Semakin terasa butuh penerapan Islam yang paripurna. Di sistem saat ini, seseorang untuk bisa bertahan hidup terpaksa melakukan apa saja termasuk makan makanan yang membahayakan. Penguasa lalai menjamin kesejahteraan dan memastikan distribusi makanan yang sehat dan halal. Tapi, memang begini dalam sistem saat ini. Buruk.
Akibat penerapan sekularisme kapitalisme inilah berbagai tradisi yang membahayakan dan bertentangan dengan Islam banyak terjadi. Salah satunya adalah budaya brandu.
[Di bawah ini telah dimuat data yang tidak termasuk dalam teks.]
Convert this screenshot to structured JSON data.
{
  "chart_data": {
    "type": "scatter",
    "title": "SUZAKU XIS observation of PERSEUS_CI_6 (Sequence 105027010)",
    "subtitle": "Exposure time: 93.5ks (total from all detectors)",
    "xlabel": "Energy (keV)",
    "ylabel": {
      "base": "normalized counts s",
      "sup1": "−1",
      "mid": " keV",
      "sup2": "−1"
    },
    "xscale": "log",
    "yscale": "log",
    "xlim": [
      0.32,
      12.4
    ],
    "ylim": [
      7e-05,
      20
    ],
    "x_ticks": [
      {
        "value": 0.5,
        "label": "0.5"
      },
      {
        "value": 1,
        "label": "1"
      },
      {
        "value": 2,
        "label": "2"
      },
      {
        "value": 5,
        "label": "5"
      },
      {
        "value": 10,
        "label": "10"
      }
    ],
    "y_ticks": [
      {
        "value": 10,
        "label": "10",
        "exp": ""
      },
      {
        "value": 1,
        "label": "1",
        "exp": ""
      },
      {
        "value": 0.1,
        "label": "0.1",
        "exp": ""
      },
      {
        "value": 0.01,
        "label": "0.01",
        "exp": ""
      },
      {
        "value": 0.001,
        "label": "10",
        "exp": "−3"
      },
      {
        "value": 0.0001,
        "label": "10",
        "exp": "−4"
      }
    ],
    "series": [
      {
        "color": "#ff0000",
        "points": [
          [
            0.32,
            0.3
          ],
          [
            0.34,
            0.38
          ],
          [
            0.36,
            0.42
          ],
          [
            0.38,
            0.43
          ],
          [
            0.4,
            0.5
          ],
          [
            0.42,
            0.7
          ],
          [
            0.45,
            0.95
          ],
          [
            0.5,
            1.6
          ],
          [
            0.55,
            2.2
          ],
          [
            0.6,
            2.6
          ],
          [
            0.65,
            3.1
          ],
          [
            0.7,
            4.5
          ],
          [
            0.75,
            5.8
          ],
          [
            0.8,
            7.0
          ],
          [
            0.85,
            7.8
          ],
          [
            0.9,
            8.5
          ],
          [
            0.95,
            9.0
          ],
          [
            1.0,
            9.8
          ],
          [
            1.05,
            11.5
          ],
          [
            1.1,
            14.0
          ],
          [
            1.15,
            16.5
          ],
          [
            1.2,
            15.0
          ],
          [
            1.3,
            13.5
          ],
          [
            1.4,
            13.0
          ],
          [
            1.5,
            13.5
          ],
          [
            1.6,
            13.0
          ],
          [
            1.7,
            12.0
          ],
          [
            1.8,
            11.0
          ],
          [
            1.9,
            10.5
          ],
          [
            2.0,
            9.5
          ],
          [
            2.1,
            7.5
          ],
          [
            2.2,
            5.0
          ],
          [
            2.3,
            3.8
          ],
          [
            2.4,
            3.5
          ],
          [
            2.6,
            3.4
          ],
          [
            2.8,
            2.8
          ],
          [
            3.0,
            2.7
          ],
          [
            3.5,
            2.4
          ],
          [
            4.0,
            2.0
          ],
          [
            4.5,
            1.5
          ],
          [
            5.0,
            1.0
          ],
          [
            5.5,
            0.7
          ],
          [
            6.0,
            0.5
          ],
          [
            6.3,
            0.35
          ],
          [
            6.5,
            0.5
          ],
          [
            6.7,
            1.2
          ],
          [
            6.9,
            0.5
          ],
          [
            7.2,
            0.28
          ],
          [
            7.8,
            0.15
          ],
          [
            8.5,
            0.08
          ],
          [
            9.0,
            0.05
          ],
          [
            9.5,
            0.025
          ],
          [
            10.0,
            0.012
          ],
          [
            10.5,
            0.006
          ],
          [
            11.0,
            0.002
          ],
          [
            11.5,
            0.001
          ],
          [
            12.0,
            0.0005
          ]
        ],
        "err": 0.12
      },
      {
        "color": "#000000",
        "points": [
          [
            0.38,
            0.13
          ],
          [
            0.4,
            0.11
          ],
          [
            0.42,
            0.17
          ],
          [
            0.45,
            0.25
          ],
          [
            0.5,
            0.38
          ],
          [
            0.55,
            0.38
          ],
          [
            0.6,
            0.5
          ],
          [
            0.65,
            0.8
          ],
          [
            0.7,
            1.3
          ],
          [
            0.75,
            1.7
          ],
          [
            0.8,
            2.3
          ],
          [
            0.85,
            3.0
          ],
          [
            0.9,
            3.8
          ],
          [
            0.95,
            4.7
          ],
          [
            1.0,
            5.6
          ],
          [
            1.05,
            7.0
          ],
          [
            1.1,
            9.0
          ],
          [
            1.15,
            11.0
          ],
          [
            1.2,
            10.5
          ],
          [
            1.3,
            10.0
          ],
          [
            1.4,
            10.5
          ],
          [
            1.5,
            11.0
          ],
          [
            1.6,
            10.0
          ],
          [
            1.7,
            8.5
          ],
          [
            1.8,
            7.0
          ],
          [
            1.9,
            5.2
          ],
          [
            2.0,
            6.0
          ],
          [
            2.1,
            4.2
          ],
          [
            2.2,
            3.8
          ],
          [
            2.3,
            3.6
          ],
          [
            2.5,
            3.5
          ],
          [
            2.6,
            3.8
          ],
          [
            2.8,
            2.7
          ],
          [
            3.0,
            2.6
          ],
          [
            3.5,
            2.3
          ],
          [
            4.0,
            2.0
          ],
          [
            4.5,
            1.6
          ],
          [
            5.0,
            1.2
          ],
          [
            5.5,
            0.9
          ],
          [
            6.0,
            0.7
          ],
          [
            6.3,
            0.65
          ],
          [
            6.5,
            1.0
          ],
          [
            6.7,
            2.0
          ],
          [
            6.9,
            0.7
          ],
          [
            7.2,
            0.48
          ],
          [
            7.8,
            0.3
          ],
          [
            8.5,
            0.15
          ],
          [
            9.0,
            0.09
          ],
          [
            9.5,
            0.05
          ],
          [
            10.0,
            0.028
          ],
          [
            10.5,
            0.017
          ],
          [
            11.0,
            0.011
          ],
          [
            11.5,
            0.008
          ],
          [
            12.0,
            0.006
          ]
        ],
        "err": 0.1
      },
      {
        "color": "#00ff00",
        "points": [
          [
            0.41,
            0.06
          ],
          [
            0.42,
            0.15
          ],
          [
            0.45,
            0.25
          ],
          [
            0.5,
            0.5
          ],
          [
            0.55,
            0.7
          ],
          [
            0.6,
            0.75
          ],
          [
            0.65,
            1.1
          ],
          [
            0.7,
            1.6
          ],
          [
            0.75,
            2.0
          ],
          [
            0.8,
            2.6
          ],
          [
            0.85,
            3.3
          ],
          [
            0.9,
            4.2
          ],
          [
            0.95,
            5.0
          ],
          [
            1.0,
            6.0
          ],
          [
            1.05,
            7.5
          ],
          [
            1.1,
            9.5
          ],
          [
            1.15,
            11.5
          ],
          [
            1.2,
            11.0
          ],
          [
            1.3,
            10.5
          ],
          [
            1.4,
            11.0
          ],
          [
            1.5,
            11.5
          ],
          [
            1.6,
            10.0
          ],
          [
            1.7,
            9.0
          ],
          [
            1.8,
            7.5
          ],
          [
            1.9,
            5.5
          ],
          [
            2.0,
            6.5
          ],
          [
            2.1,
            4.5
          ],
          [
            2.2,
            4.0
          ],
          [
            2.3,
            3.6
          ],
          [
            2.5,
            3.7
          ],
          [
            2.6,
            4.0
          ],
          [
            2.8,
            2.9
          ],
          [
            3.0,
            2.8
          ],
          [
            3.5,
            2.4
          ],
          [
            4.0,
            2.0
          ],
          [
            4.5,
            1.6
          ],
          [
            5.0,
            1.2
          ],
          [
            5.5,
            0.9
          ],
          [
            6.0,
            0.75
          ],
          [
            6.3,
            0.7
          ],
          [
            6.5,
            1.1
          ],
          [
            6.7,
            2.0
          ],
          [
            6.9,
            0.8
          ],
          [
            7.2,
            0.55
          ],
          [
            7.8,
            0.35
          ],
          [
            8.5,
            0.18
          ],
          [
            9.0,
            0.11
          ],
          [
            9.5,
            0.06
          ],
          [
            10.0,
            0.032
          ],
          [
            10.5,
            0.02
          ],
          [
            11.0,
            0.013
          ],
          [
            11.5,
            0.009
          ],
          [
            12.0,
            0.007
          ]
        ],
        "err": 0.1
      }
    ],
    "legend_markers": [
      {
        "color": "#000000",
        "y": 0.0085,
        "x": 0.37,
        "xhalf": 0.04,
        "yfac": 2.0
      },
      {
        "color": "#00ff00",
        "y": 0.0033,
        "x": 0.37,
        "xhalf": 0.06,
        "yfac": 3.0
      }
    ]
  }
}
Sistem ini pula yang menyebabkan kemiskinan, kebodohan, dan abainya negara sebagai pengurus rakyat terus terpelihara. Saatnya sistem rusak ini dibuang jauh dan diganti dengan sistem Islam.
Budaya brandu menjadi bukti rusaknya sistem kapitalis. Karena masyarakat hingga turun tangan untuk menangani hewan yang sakit agar tak merugikan peternak, meski nyawa menjadi ancaman. Inipun membuktikan pula bahwa kemiskinan nyata adanya. Pemenuhan kebutuhan pokok yang harusnya menjadi tanggung jawab negara, nyatanya individu menanggung beban sendiri.
Memang benar. Budaya brandu tak lepas dari peran negara sebagai pengurus rakyat. Seharusnya ini bisa dihindari mengingat kasus semacam ini bukanlah yang pertama kali.
Budaya bradu jelas dilarang Islam. Meskipun tujunnya baik tetapi di dalamnya mengantarkan mudhorot seharusnya jangan dilestarikan. Budaya ini menjadi bukti bahwa agama hanya sebatas ibadah ritual sehingga kaum muslim tidak memahami wajibnya memakan makanan yang halal dan thayib. Juga bukti abainya penguasa terhadap kesejahteraan rakyatnya.